Key Takeaways
- MCP OAuth replaces static keys with short-lived tokens.
- Claude Code users should use an MCP gateway to centralize OAuth, avoid token sprawl, and prevent mid-task failures.
The Problem: Static API Keys Are a Credential Leak Waiting to Happen

You've been there. You paste a GitHub personal access token into your claude_desktop_config.json or an environment variable, and it just sits there—long-lived, broad-scoped, and one git push away from being leaked.
MCP's answer is OAuth 2.1. Instead of a permanent key in a config file, the agent runs an authorization code flow to get a short-lived, scoped access token. Cleaner, safer, and the right direction.

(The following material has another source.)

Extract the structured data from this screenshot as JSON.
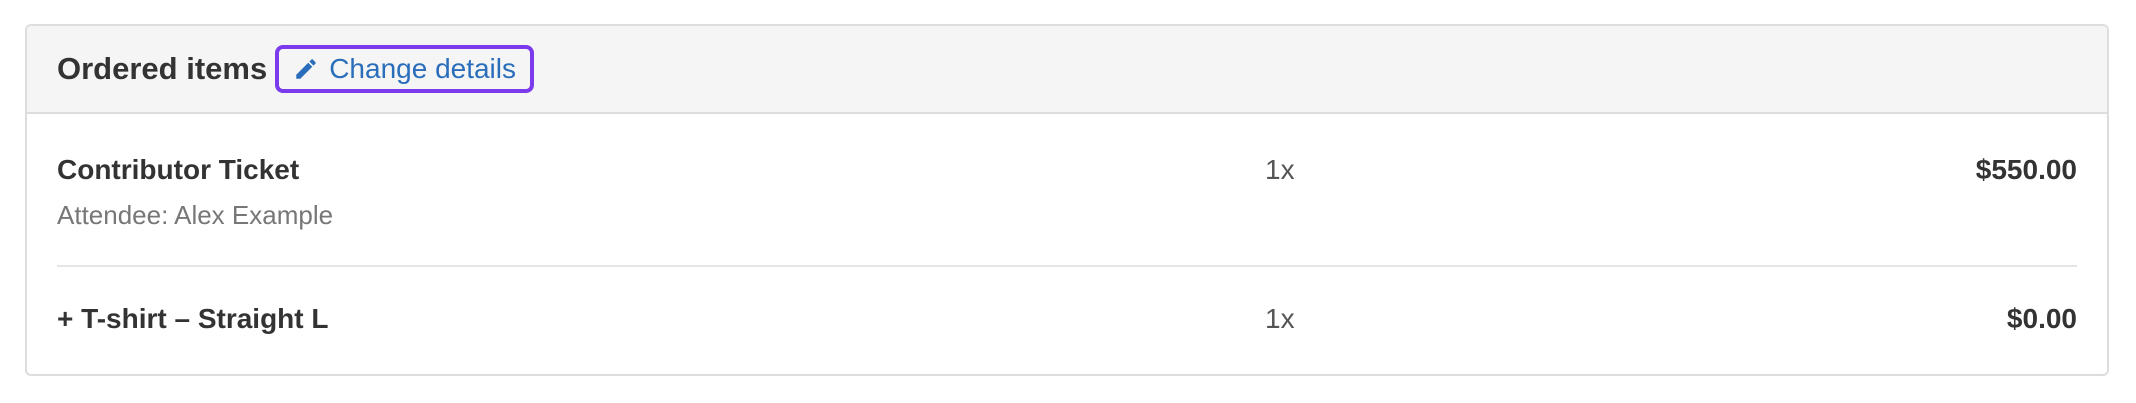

But here's the catch: if you're running Claude Code (and maybe Cursor or Codex too), each client does its own OAuth dance. You authorize the same server multiple times. Tokens scatter across machines. And when a token expires mid-task, your agent just fails silently.
What Changed — MCP OAuth Is Now Production-Ready
The Model Context Protocol authorization spec (built on OAuth 2.1) is now the recommended way to connect Claude Code to remote MCP servers. The flow:
- Claude Code calls the server → gets a
401with metadata pointing to the authorization server - Client registers itself (often via dynamic client registration—no manual client ID needed)
- User grants consent through the authorization server
- Claude Code exchanges the code for a scoped access token, refreshing it as it expires
Your agent ends up holding a short-lived token scoped to specific permissions, not a permanent key to everything.
What It Means For You — The Token Lifecycle Problem
For a single Claude Code instance against a single server, OAuth is a clear improvement. But at scale—multiple developers, multiple machines, multiple clients—it gets messy:
- Every client redoes it. Claude Code, Cursor, and Codex each run their own OAuth dance and store tokens their own way. You authorize the same server several times.
- Tokens scatter. Access and refresh tokens land in per-client local storage across every machine. No single place to see what's authorized or to cut it off.
- Refresh and revocation are nobody's job. When a token expires mid-task, your agent fails. When someone leaves, their tokens persist wherever their clients cached them.
- No central policy. A valid OAuth token authorizes the agent against the server, but says nothing about which tools or arguments are allowed. OAuth scopes are coarse and server-defined.
OAuth solves the static-key problem and hands you a token-lifecycle problem in its place.
Try It Now — Centralize OAuth with an MCP Gateway
An MCP gateway runs the OAuth flow once, centrally, and keeps the tokens off every client. Here's how you set it up with Claude Code:
- Deploy or use an MCP gateway (like PolicyLayer or a self-hosted solution) that handles the upstream OAuth flow
- The gateway holds the GitHub (or other service) OAuth tokens, refreshes them as they expire
- Claude Code authenticates to the gateway with a simple grant token—never touching the upstream OAuth tokens
Your claude_desktop_config.json becomes:
{
"mcpServers": {
"github": {
"url": "https://your-gateway.com/mcp/<server-uuid>/",
"headers": { "Authorization": "Bearer <grant-token>" }
}
}
}
That's it. One authorization flow instead of one per client. One place to revoke. And because the call still passes through policy on the way out, an OAuth-authorized agent is governed by per-tool, per-argument rules—not just whatever broad scope the server granted.
Why This Matters for Your Team
If you're the only one using Claude Code, you can probably get away with a single OAuth flow. But if you're managing a fleet of agents or multiple developers, the gateway approach is non-negotiable:
- No more mid-task failures from expired tokens—the gateway handles refresh
- Single revocation point when someone leaves or a credential is compromised
- Fine-grained authorization on top of OAuth—control which tools and arguments are allowed
- One config for all Claude Code instances
Short-lived tokens, centrally managed, with real authorization on top. That's what MCP OAuth was reaching for.